Some things shouldn’t wait until retirement
There are moments or experiences that make you reassess your life. For John and Mandy Ahern it came from a 400-day trip across Europe and into Africa in an old campervan with their two young children.
It changed how they thought about life.
John Ahern records their story in his book On the Road . . . with Kids. It was fitting that we, my wife and I, listened to an audio edition on the road, as we drove Melbourne—Newcastle—Melbourne last year.
He tells of the many ‘elders’ they met whose most common regret was that they had spent so much time working while their children were growing up. Then, ‘when they had the bounty of time this work produced, their kids were gone. If they could reverse time and change one thing, that would be it.’
They began to think about how they were doing life. How they measured success. And whether they wanted to get back into the rat race. A health scare for Mandy soon after they returned to Australia hardened their resolve.
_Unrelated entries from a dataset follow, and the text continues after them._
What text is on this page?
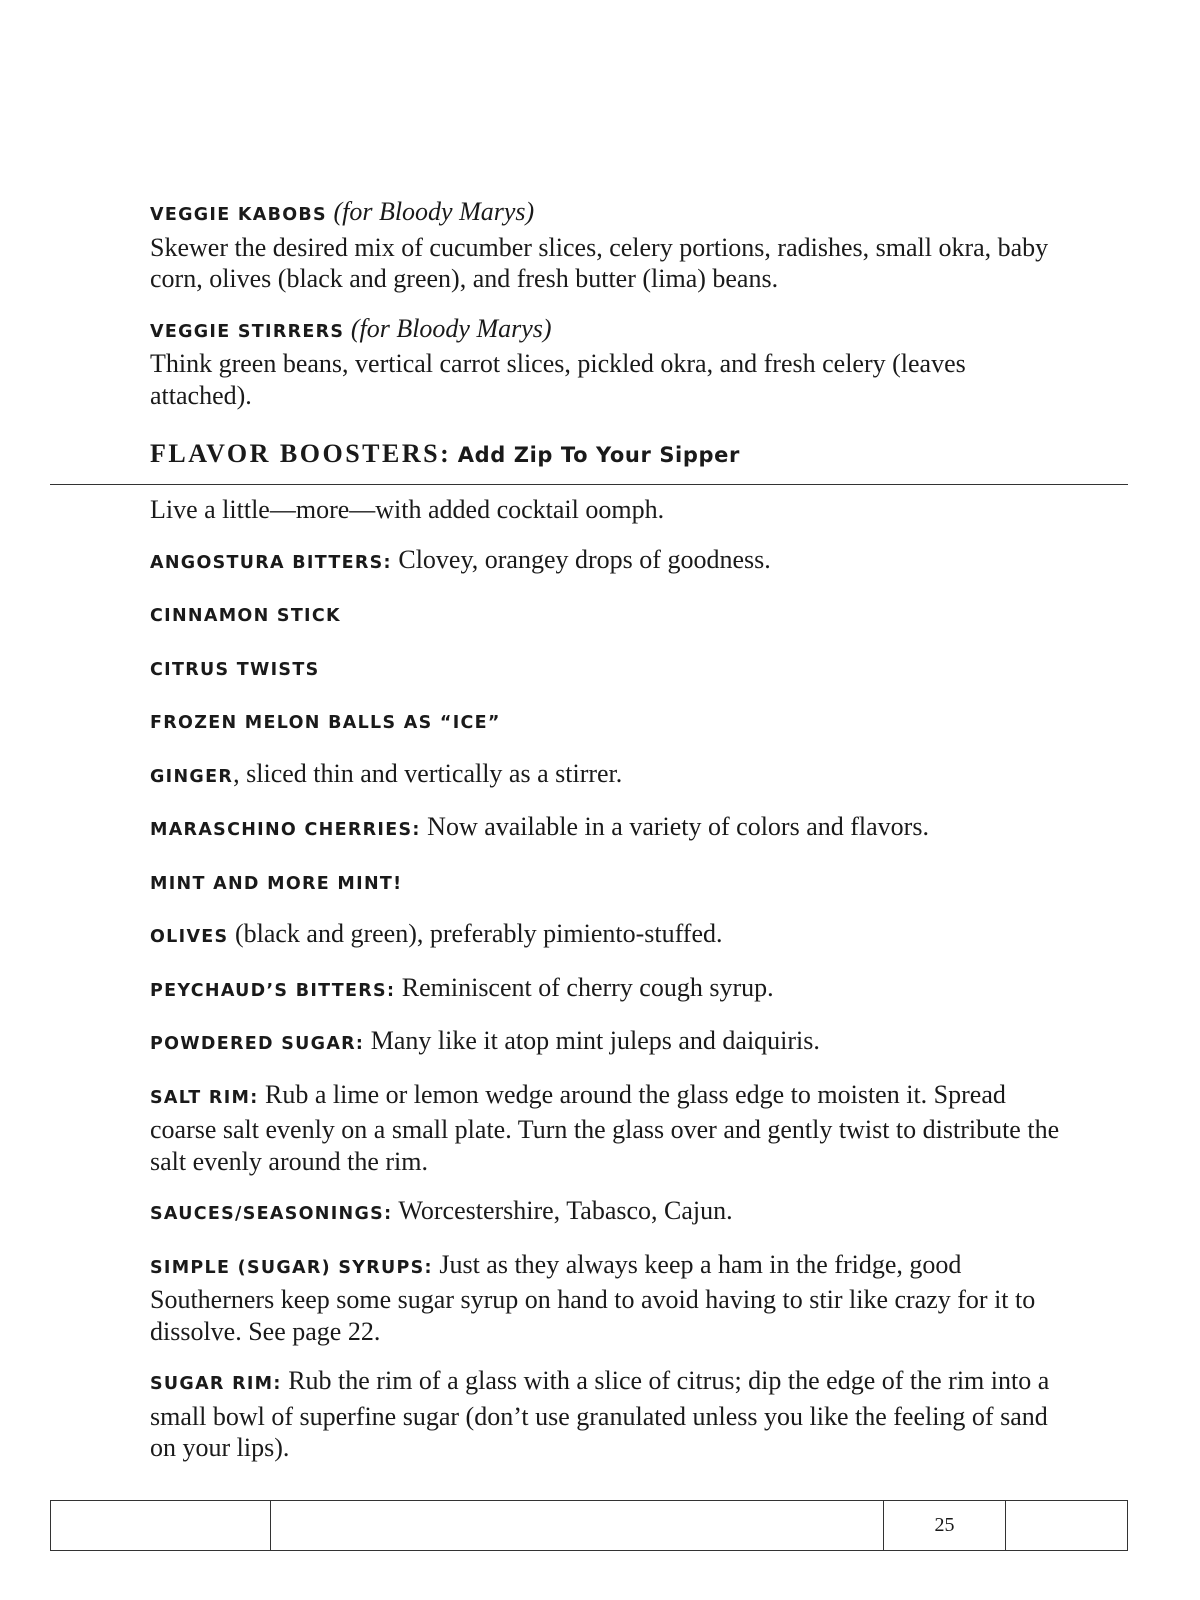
VEGGIE KABOBS (for Bloody Marys)
Skewer the desired mix of cucumber slices, celery portions, radishes, small okra, baby corn, olives (black and green), and fresh butter (lima) beans.

VEGGIE STIRRERS (for Bloody Marys)
Think green beans, vertical carrot slices, pickled okra, and fresh celery (leaves attached).

FLAVOR BOOSTERS: Add Zip To Your Sipper

Live a little—more—with added cocktail oomph.

ANGOSTURA BITTERS: Clovey, orangey drops of goodness.

CINNAMON STICK

CITRUS TWISTS

FROZEN MELON BALLS AS “ICE”

GINGER, sliced thin and vertically as a stirrer.

MARASCHINO CHERRIES: Now available in a variety of colors and flavors.

MINT AND MORE MINT!

OLIVES (black and green), preferably pimiento-stuffed.

PEYCHAUD’S BITTERS: Reminiscent of cherry cough syrup.

POWDERED SUGAR: Many like it atop mint juleps and daiquiris.

SALT RIM: Rub a lime or lemon wedge around the glass edge to moisten it. Spread coarse salt evenly on a small plate. Turn the glass over and gently twist to distribute the salt evenly around the rim.

SAUCES/SEASONINGS: Worcestershire, Tabasco, Cajun.

SIMPLE (SUGAR) SYRUPS: Just as they always keep a ham in the fridge, good Southerners keep some sugar syrup on hand to avoid having to stir like crazy for it to dissolve. See page 22.

SUGAR RIM: Rub the rim of a glass with a slice of citrus; dip the edge of the rim into a small bowl of superfine sugar (don’t use granulated unless you like the feeling of sand on your lips).

25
‘We walked the plank and jumped,’ writes Ahern. They sold the big house in the city; moved to southern Queensland, not far from the beach; built an eco-friendly home; and cut back on work time and expenses (so they could survive on less) to have more time with their children.
‘Sometimes,’ he says, ‘I wanted to scream and go back to a job where I would get paid more and people would think I was important because I had a great title. But mostly not.’
The message for those planning for retirement is this: life is meant to be full at every stage. If you’re waiting for retirement for that to happen, you may be—probably will be—disappointed.
A full and satisfying life doesn’t just happen. And it certainly doesn’t begin at retirement. Arthur E Morgan put it this way: ‘A life that is empty of purpose until 65 will not suddenly become filled at retirement.’
A way to measure where you’re at is to ask: what do I think about life and its realities? How am I doing life? What’s important to me? What would I like to change? What don’t I?
Ahern’s 81-year-old mother died several months after they had returned to Australia. She had left a note in a drawer for her children. It was filled with jokes and one-liners.
She finished with a simple message that reinforced the Aherns’ decision: ‘Enjoy life. For it goes very quickly.’